Fri, Mar 5th 2010, 10:38
OK, no more Mr. Nice Guy for Derrick Rose.
He tried. He thought being professional was the right way. He thought he’d be rewarded for showing respect, for revering the game, for appreciating authority, for simply not acting out like a brat.
So Rose attacked the defense and the basket over and over Thursday in the Bulls 105-96 come-from-ahead loss to the Memphis Grizzlies and got just two free throws on one possession despite 21 shots.
Enough is enough.
“I don’t know what I’ve got to do to get a call,” Rose offered in a rare bout of open post game frustration. “I don’t know if I’m being too physical or whatever. I’m just going to go in and start making them make the call. Go in and go crazy like some of those other players in the league and hopefully they call it.
“You’ll see,” Rose promised. “Definitely, next game.”
It would be too bad if it has to come to that, a kid who wants to do it right, not complain and stop playing and yell at the referees after every drive like Dwyane Wade and LeBron James and Kobe Bryant. But this seems to be what the NBA always will be. The squeaky wheel gets the grease? Sadly.
It’s not fully why the Bulls blew a 17-point second quarter lead and 10-point lead in the third to inexplicably lose to a Memphis team playing the second of a back to back while the Bulls had two off days.
The Bulls were pounded on the boards again, 46-31, with Joakim Noah out probably through the end of the month with plantar fasciitis.

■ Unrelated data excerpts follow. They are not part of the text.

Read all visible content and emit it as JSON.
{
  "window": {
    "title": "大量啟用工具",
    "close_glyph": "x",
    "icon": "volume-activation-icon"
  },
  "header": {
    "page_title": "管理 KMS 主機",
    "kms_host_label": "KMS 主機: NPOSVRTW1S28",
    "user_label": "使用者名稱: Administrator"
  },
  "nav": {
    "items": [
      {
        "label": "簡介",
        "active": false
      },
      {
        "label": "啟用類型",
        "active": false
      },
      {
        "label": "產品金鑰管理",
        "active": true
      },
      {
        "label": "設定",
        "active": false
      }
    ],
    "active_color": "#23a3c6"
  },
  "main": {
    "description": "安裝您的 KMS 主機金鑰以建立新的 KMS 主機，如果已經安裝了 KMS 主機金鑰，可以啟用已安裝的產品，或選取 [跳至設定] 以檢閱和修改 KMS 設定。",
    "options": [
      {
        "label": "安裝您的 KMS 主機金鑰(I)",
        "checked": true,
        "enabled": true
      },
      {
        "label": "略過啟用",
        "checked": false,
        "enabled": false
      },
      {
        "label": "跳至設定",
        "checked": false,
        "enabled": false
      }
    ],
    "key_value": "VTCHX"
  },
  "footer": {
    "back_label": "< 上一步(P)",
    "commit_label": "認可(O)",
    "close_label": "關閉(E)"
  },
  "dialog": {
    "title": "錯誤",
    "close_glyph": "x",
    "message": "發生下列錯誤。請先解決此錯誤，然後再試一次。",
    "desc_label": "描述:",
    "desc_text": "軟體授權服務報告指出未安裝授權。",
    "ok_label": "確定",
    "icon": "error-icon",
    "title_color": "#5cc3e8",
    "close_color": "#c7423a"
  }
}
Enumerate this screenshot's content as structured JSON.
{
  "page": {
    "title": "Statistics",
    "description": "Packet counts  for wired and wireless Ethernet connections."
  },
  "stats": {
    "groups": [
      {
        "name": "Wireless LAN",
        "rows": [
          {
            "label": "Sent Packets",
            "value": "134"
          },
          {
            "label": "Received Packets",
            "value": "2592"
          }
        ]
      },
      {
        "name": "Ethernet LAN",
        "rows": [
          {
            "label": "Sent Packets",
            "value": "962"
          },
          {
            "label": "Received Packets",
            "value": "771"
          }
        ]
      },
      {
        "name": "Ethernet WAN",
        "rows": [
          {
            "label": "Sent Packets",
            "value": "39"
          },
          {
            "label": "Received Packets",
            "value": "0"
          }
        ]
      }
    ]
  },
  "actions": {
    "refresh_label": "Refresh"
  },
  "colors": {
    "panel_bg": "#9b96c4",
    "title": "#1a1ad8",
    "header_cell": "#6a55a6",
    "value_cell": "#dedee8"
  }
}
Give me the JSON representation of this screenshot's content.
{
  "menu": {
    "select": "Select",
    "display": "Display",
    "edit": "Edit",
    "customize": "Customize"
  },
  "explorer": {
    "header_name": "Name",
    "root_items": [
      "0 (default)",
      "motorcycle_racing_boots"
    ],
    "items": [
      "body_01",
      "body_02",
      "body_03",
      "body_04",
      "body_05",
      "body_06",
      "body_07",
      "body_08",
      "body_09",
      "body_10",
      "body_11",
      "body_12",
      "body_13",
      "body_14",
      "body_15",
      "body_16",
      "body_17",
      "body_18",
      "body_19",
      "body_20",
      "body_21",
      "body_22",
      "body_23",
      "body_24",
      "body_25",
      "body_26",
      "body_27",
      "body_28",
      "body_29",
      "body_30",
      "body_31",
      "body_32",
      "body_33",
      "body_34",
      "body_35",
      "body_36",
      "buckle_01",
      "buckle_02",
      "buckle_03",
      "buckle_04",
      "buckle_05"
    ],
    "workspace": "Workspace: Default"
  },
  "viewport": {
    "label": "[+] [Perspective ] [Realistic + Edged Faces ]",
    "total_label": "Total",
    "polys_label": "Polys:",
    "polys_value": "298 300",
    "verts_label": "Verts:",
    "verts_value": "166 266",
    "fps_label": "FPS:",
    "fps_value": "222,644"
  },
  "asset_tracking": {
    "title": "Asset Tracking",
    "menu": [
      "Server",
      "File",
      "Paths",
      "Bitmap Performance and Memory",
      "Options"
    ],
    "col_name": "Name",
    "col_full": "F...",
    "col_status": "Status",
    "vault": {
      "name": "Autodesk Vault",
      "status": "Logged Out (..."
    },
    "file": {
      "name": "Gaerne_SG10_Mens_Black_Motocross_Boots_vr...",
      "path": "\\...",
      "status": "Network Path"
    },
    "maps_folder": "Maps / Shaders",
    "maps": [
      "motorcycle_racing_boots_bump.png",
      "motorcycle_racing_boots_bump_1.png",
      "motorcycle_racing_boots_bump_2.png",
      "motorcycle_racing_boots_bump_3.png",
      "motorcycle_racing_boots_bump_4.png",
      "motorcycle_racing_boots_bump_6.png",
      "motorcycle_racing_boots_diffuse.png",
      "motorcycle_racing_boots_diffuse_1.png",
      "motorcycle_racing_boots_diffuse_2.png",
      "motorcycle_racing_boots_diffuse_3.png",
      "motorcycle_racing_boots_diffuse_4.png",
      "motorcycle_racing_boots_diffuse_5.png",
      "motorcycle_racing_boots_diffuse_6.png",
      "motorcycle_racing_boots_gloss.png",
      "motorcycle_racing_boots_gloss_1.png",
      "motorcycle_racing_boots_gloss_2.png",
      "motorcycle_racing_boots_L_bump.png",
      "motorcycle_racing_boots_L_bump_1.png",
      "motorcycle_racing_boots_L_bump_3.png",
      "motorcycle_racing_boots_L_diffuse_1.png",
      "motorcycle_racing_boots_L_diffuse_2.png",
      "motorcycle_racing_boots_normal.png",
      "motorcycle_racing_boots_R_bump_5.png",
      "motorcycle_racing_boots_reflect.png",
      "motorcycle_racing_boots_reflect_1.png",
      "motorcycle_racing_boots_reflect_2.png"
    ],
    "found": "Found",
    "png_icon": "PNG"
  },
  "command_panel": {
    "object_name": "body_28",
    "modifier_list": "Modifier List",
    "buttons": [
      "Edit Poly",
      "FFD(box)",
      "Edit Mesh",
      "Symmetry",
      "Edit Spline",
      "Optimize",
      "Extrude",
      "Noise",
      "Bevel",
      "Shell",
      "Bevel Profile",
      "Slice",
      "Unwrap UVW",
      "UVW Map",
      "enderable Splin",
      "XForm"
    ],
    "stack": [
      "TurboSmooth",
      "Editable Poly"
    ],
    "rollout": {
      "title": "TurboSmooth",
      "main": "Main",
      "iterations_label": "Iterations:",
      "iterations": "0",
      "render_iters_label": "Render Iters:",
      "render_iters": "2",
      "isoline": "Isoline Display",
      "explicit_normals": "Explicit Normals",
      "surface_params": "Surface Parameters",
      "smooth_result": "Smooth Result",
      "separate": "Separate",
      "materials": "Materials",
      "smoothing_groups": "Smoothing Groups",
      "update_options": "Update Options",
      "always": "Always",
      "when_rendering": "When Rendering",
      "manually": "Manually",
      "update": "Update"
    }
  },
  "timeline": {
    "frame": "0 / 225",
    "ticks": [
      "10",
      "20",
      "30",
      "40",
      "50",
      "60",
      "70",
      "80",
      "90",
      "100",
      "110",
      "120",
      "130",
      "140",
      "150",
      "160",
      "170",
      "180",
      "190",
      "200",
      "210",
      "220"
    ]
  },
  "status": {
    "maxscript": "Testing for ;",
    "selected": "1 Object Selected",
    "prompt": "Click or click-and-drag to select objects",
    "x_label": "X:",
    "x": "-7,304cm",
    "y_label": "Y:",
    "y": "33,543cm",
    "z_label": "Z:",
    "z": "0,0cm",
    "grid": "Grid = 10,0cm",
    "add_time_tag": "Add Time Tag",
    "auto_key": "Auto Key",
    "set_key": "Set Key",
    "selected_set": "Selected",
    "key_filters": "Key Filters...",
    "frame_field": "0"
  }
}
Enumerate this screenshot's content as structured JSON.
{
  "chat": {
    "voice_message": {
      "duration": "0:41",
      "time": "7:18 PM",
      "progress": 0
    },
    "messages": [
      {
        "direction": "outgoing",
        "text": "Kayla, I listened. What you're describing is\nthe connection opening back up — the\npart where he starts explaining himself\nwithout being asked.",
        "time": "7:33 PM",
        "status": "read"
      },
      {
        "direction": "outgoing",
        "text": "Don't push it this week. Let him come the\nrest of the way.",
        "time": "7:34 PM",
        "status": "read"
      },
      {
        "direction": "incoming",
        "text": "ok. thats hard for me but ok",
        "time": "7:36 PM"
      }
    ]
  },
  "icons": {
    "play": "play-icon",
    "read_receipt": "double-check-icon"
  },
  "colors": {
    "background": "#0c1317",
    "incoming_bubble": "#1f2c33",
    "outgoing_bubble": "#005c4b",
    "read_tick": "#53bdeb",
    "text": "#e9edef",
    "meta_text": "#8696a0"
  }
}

There were too many quick jump shots in a 38 percent shooting second half even with Memphis over the foul limit early, and a failure to go for a knockout punch when the Grizzlies seemed disinterested and looking for a quick trip home with a lackluster effort in the first 18 minutes.
Rose finished with 20 points and Luol Deng led the Bulls with 23 points on sharp nine of 16 shooting and showing few ill effects of his knee problems that kept him out of the Monday loss to Atlanta.
But without Noah and with new acquisitions Hakim Warrick and Flip Murray a combined two for 10 for 10 points and not adding much of late, the Bulls margin for error is slight without Noah.
So they need all they can get from Rose, and Rose tried desperately to give it all he could, including an angry looking one handed slam dunk over Zach Randolph on a Brad Miller bounce pass early in the third quarter.
It seemed as much crowd pleasing highlight as Rose statement of frustration over being battered around by a wall of collapsing double and triple teams every time he went to the basket and left to watch he and the ball bounce away.